I'm officially on the Animal Collective bandwagon. I don't know if it was simply a matter of time or if the band has evolved to the point that they have finally reached my aural hemisphere. Maybe my stubbornness has finally begun to fade because it was a good eight years ago that a friend of mine touted the benefits of the AC experience (though his wife often made crude gestures behind his back when this topic animated him). For me, they were always a mess of noise, which isn't necessarily bad because the noise was definitely unique and aggressively experimental but I couldn't stomach it. Immerse yourself, was the advice I was often given but even in the primal confines of my own headphones the space of time overcame the sound until I forgot what came to drown me. It wasn't until I heard the song Summertime Clothes that I began to understand Animal Collective's autistic wonder. Loops blending in rhythms blasted with infinity, Merriweather Post Pavilion has become an opus for the new lost generation, those of today who don't find comfort in the shape of our world. Animal Collective's massive joy pulls us back into orbit and helps find focus amongst the cacophony of tortured anguish inherent in the cloudy abyss that threatens armageddon. Meditation is a powerful tool to overcome the clutch of apathy and these songs have the hypnotic effect of enlightenment if you allow them to swallow you whole.

The Limits Of Control - Jim Jarmusch (2009)

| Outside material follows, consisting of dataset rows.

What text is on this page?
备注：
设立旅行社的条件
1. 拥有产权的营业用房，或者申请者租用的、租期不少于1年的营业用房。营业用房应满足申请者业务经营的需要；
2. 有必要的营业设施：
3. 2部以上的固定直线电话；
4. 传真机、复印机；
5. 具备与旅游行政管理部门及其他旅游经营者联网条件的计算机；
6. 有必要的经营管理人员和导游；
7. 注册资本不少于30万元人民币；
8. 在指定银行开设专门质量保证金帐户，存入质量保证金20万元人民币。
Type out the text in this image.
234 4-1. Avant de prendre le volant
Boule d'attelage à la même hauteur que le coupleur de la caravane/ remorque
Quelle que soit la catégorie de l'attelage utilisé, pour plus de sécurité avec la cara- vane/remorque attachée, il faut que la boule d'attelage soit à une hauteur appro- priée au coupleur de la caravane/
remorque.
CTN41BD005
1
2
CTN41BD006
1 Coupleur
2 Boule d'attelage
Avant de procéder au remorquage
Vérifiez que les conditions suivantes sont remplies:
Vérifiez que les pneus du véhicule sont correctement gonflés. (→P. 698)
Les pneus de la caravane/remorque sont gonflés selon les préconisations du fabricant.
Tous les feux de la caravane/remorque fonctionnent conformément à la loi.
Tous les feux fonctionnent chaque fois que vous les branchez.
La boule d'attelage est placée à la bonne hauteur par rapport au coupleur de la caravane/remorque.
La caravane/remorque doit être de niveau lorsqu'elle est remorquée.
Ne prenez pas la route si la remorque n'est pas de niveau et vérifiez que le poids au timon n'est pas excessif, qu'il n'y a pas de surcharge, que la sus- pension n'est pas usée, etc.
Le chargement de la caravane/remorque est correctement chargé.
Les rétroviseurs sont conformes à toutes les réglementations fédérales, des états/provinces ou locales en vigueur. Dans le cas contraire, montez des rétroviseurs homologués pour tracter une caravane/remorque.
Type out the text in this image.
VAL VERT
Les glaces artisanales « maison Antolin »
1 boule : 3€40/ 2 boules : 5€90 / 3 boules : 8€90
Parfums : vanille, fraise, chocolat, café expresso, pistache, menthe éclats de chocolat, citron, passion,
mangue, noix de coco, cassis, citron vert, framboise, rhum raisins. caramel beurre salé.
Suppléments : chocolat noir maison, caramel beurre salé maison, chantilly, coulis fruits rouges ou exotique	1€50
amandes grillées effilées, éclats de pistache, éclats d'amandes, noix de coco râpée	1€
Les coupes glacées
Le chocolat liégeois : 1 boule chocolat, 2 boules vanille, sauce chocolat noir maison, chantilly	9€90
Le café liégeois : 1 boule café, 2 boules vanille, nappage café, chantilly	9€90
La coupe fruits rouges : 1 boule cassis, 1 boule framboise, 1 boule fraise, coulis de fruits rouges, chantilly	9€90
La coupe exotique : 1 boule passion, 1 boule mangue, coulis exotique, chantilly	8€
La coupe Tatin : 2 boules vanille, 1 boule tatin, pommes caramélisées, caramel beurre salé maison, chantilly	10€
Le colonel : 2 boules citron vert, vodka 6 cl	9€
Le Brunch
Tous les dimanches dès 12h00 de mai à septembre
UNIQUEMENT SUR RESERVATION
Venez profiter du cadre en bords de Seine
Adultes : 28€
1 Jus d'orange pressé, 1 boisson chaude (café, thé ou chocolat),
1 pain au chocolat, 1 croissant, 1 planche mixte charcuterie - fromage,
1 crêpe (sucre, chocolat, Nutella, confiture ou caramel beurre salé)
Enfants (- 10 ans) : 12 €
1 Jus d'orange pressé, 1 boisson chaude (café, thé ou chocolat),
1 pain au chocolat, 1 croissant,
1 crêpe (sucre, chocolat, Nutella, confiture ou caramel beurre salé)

This movie is weird, supremely beautifully weird. What an amazing flow of images that stun the senses, imaginative and divine. It took us five days to watch this and by the end we had completely forgotten exactly how it began. So we went back and watched the beginning again and were blown away by the symmetry of it all. The narrative follows a mysterious stranger who must navigate a constant exchange of information through shifting locales. His mission is obviously of extreme importance and it meanders through the underbelly of everyday life. Eventually he ends up in a room with Bill Murray (a Jarmusch regular) discussing the way the world works, Murray representing the elite corporate element of life and our mystery man representing the opposing forces of imagination. It's an exploratory metaphor for the genius of the creative spirit overcoming the hindering, debilitating and numbing aspects of our materialistic experience. Shot through a repetitive and deliberate pacing, Jarmusch begs you to follow through with determination when it feels like your life will never go beyond the mundane quotidian banality of it all. There is a reward in the end if you want to find it...just be patient and use your imagination.